Cross-lingual embedding models trained with inbatch negative samples benefit from large training batch sizes. BERT is a big model, which does not allow  big batch size on each core, no matter how many cores are used. Solution to this problem is __Cross-Accelerator Negative Sampling__ - strategy where each core encodes its input separately and then the already encoded sentences are used as negative examples in all other cores. This way the training is as effective as with it's global batch size (cores X local batch), keeping the  ressourse usage by each core almost the same - the computationally expensive work (the encoding itself) distributed and the scoring function efficiently computing the pairwise scores with simple dot-product.

Model is evaluated on three benchmarks for __Bitext Retrieval__ - United Nations (UN), Tatoeba, and BUCC with retrievel task - pick the correct English translation for each non-English sentence from a vast pool of candidates and on __downstream classification__ several tasks from the SentEval benchmark - movie review, sentiment analysis, questiontype, product reviews, subjectivity/objectivity, opinion polarity and paraphrasing detection. SentEval is English only, but it is used as benchmark in order to directly compare LaBSE to prior work on sentence embedding models. 

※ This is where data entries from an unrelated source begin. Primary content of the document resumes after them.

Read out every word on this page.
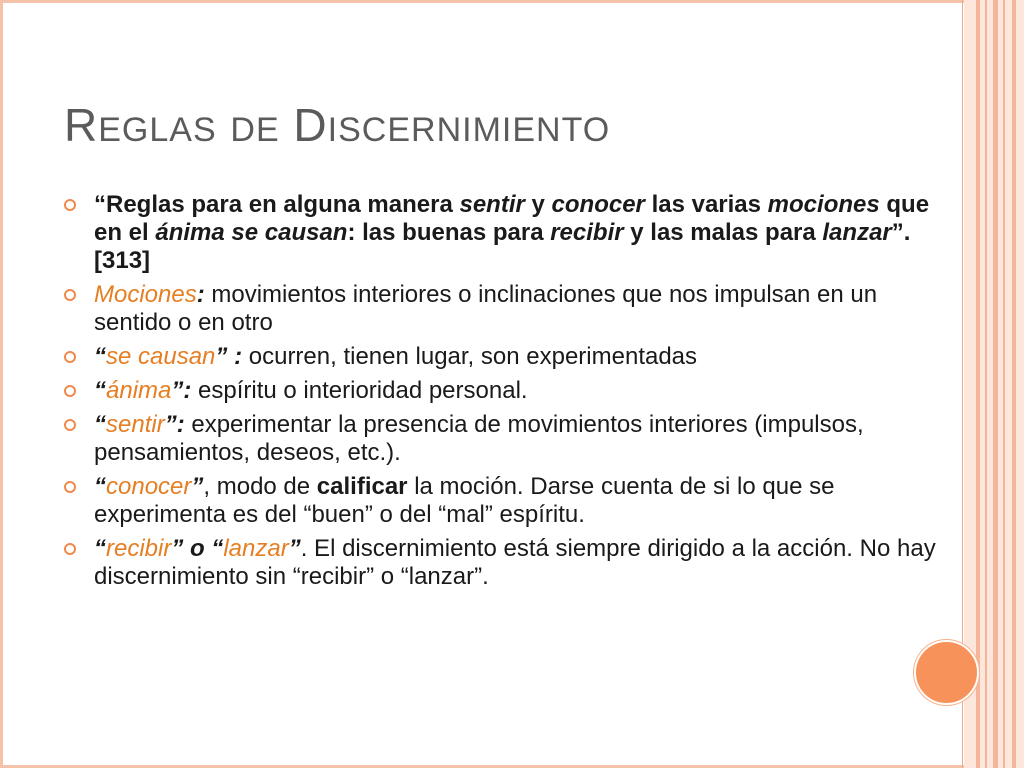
REGLAS DE DISCERNIMIENTO
“Reglas para en alguna manera sentir y conocer las varias mociones que en el ánima se causan: las buenas para recibir y las malas para lanzar”. [313]
Mociones: movimientos interiores o inclinaciones que nos impulsan en un sentido o en otro
“se causan” : ocurren, tienen lugar, son experimentadas
“ánima”: espíritu o interioridad personal.
“sentir”: experimentar la presencia de movimientos interiores (impulsos, pensamientos, deseos, etc.).
“conocer”, modo de calificar la moción. Darse cuenta de si lo que se experimenta es del “buen” o del “mal” espíritu.
“recibir” o “lanzar”. El discernimiento está siempre dirigido a la acción. No hay discernimiento sin “recibir” o “lanzar”.
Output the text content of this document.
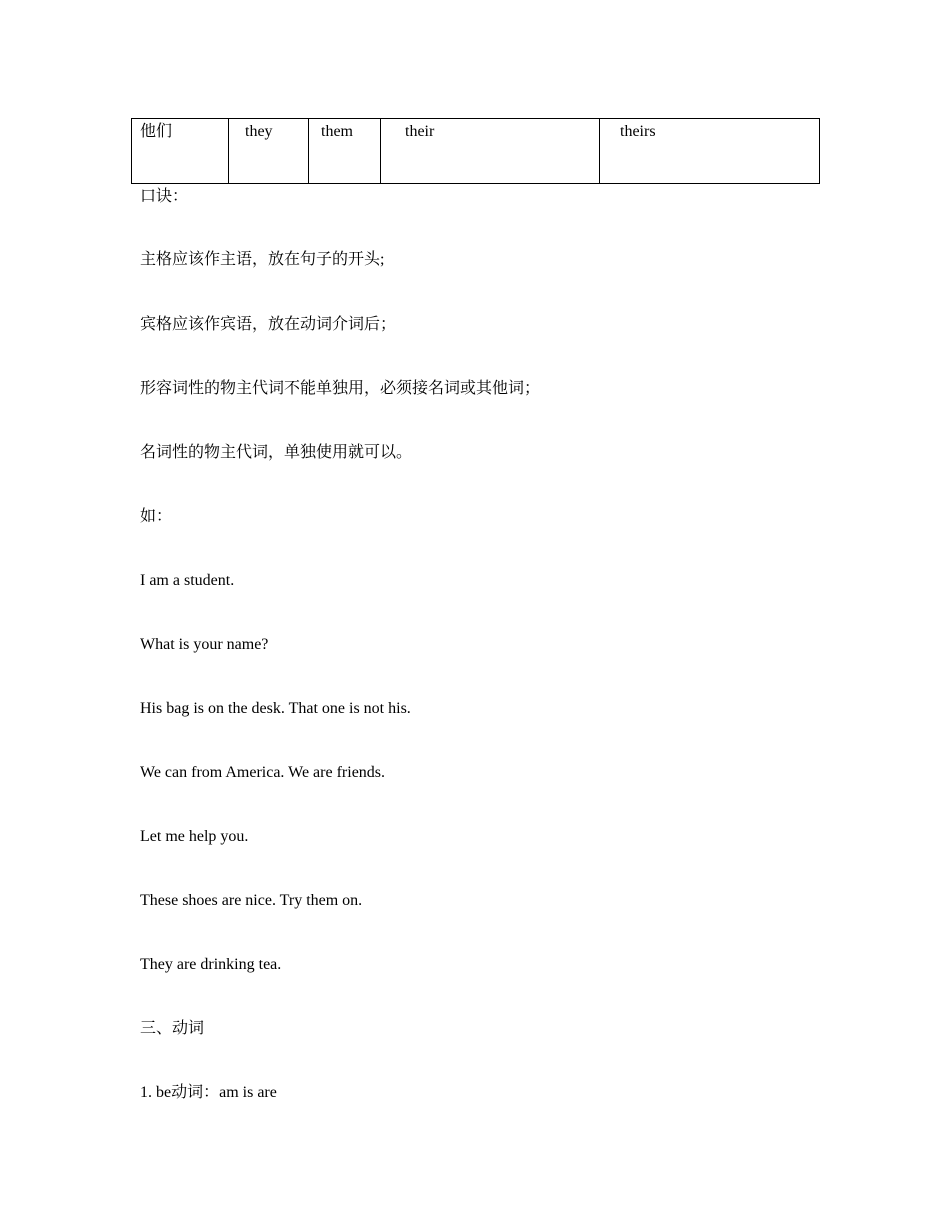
他们	they	them	their	theirs

口诀：

主格应该作主语，放在句子的开头;

宾格应该作宾语，放在动词介词后；

形容词性的物主代词不能单独用，必须接名词或其他词；

名词性的物主代词，单独使用就可以。

如：

I am a student.

What is your name?

His bag is on the desk. That one is not his.

We can from America. We are friends.

Let me help you.

These shoes are nice. Try them on.

They are drinking tea.

三、动词

1. be动词：am is are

__Results__ point to the combination of customized vocabulary + additive margin softmax + pretraining as the best performing model. Overall good results on bitext retrieval, with even high Tatoeba accuracy for over 30 languages, that were not included in the training data. On pairwise English semantic similarity performs worse than existing English-only sentence embedding models. 

Two NMT (neural machine translation) model was trained with parallel text from CommonCrawl mined with LaBSE, an english - german and an english - chinese, both showing the state-of-the-art effectiveness of the mined data.

__Conclusion__

LaBSE model supports multiple languages, has state-of-the-art performance on variety of multilingual tasks. Most important factor for training was additive margin softmax, followed by the quality of the train data, the use pre-trained language models allows huge reduction in the quantity of train data.

Playing around with the code provided (in kaggle models and papers with code) in another notebook.